Wie im Januar war Skoda im Februar erneut die beliebteste Elektroauto-Marke. Während E-Autos allgemein einen schwachen Monat einzogen, legten die Stromer von Skoda um fast 70 Prozent zu.
Skoda im Höhenflug – und eine neue Marke pirscht sich heran
Skodas elektrischer Höhenflug setzt sich fort. Die tschechische Tochtermarke von Volkswagen holte Tesla 2025 beinahe ein und liegt nach den ersten beiden Monaten im neuen Jahr deutlich vor dem Musk-Konzern. Bei Tesla läuft es weiterhin nicht rund: Nach einem schwachen 2025 startete Tesla mit nochmals geringeren Verkäufen ins neue Jahr.
Skoda übertrumpft auch VW. Dies ist teils damit erklärbar, dass in den vergangenen Jahren populäre VW-Stromer in diesem Jahr in einer neuen Version erscheinen, sich potenzielle Käufer also vermutlich zurückhalten. Zudem rollen VWs günstigere Elektro-Kleinwagen wie der ID. Polo erst ab Herbst zu den Kunden.
Was auffällt: In den Top 10 für das laufende Jahr taucht erstmals der chinesische Autohersteller Leapmotor auf, der hierzulande von allen chinesischen Herstellern am schnellsten einen Fuss in die Tür bekommt.
Leapmotor verkauft bei uns bereits mehr E-Autos als Mercedes-Benz, Toyota, Ford, Peugeot, Opel oder Nissan.
Erneut ein Doppelsieg für Skoda – japanische Hersteller fahren hinterher
Auf Modellebene glänzten im Februar erneut zwei Elektro-SUVs von Skoda, Rang drei ging an Teslas Model Y.
Je ein E-Auto von Subaru und Toyota platzierte sich in den Top 20, aber allgemein zeigen japanische Hersteller wie Honda, Nissan, Mazda und Suzuki weiterhin mässiges Interesse an E-Autos. Das müssen sie vorderhand auch nicht, da ihre Hybrid-Fahrzeuge nach wie vor sehr gefragt sind.

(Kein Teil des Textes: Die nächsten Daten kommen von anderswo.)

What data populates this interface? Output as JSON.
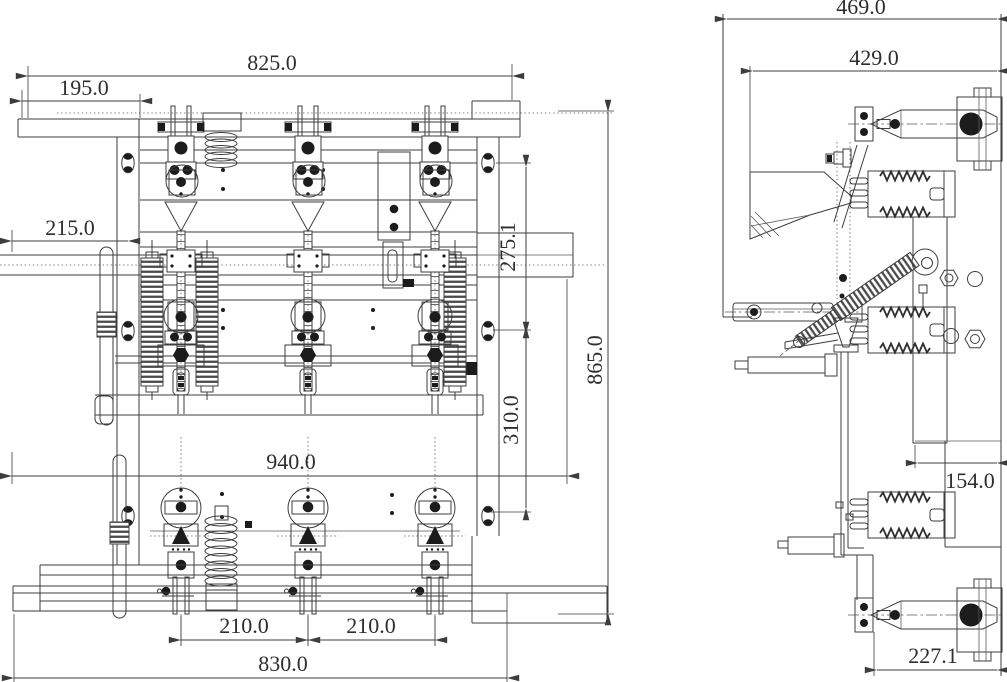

Teslas Model 3 setzte seinen Abwärtstrend fort und landete im Februar nur noch auf Rang 20. Noch schleppender verkauften sich andere Hoffnungsträger wie der elektrische VW-Kombi ID.7, der Renault 4 oder Fords Elektro-Puma. Auch Nissans neuer Elektro-Kleinwagen Micra wird den Händlern nicht gerade aus den Händen gerissen.
Spannend wird die Frage, ob und wie sich die wegen des Kriegs im Iran steigenden Benzinpreise auf den E-Auto-Absatz auswirken.
Rang 4: Audi Q4
Rang 5: BMW iX1
Weniger Autos, weniger E-Autos
In den ersten beiden Monaten ist der Schweizer Automarkt erneut um 4,1 Prozent geschrumpft. Insbesondere klassische Verbrenner-Modelle verloren weiter an Bedeutung. Den grössten Anteil an den Neuzulassungen machen Voll- und Mildhybride aus. Die Verkäufe dieser Antriebskategorie blieben stabil, lediglich sogenannte Plug-in-Hybride, die wie E-Autos an der Steckdose geladen werden können, legten zu. Reine E-Autos hingegen verharren in der Schweiz seit 2023 bei einem Marktanteil von rund 20 Prozent.
Zum Vergleich: In Dänemark ist der E-Auto-Anteil an den Neuzulassungen von 2022 bis Anfang 2026 von 20 auf 82 Prozent hochgeschnellt. Bei den Privatkunden entschieden sich im Februar gar 94,4 Prozent der Däninnen und Dänen für ein vollelektrisches E-Auto. Mehr unter Strom steht nur Norwegen. Im hohen Norden erreichten E-Autos im Februar einen Anteil von 98 Prozent.